Goodwin (Talent, 2015, etc.) was in her early 60s with a successful teaching career, many friends, and a loving dog, but she felt that something was missing in her life. For one reason or another, she’d never made a lasting romantic connection with a man, and, as she neared old age, her loneliness weighed on her. Still, she notes in this memoir, no one was more surprised than she was when she started dating a man whom she met on Craigslist. At first glance, she and Richard Brown appeared to have had more differences than similarities. He was the devout minister of a small evangelical Christian church, while her upbringing was casually Episcopalian; he’d been married twice—the second time only six weeks after his first wife’s death—while Lynn had never been in an intimate relationship. Most challenging of all, she says that Richard believed that the Bible gave men final authority in the household; Goodwin had built a life as a strong, independent woman. One by one, she confronts her doubts with openness and honesty in this memoir, relating it all with convincing clarity and a refreshing lack of sentimentality. This isn’t a conventional love story; rather, it’s a mature assessment of the pros and cons of having a relationship. Even as she enjoyed her newfound intimacy, she constantly questioned whether to commit herself to the partnership: “Clearly a man who didn’t listen to me wasn’t the right choice.

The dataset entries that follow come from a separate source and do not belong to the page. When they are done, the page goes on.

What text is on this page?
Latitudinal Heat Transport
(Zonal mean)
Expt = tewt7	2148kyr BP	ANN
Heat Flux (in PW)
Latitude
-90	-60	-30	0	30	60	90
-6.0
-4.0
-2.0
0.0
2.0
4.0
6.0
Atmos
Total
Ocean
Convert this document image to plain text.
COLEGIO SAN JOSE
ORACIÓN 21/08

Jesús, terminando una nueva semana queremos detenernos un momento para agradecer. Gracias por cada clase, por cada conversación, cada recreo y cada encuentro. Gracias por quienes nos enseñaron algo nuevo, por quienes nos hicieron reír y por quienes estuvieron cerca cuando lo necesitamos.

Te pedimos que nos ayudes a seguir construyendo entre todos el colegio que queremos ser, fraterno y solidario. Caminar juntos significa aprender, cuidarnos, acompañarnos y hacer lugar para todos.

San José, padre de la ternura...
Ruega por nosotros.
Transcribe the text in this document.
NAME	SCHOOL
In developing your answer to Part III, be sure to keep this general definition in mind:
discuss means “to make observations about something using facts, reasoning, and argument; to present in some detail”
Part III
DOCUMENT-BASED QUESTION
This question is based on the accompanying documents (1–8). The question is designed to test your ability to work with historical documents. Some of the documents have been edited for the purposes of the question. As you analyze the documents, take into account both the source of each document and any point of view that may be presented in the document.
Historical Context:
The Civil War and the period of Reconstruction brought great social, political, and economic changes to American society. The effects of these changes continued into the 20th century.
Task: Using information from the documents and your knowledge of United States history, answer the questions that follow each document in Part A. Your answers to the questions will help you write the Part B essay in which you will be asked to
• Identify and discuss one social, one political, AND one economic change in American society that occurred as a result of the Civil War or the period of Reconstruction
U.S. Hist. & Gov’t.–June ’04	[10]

Except that he did listen—whenever he remembered to.” Indeed, this questioning sometimes gives the narrative an ominous tone, as when the author describes the pressure to marry: “And even though he didn’t say it, in the back of my head I heard, you know what happened to my last girlfriend when she hesitated too long.” As a result, some readers may still wonder about her final decision, even after the preordained happy ending.
A candid, revealing portrait of an unconventional love story.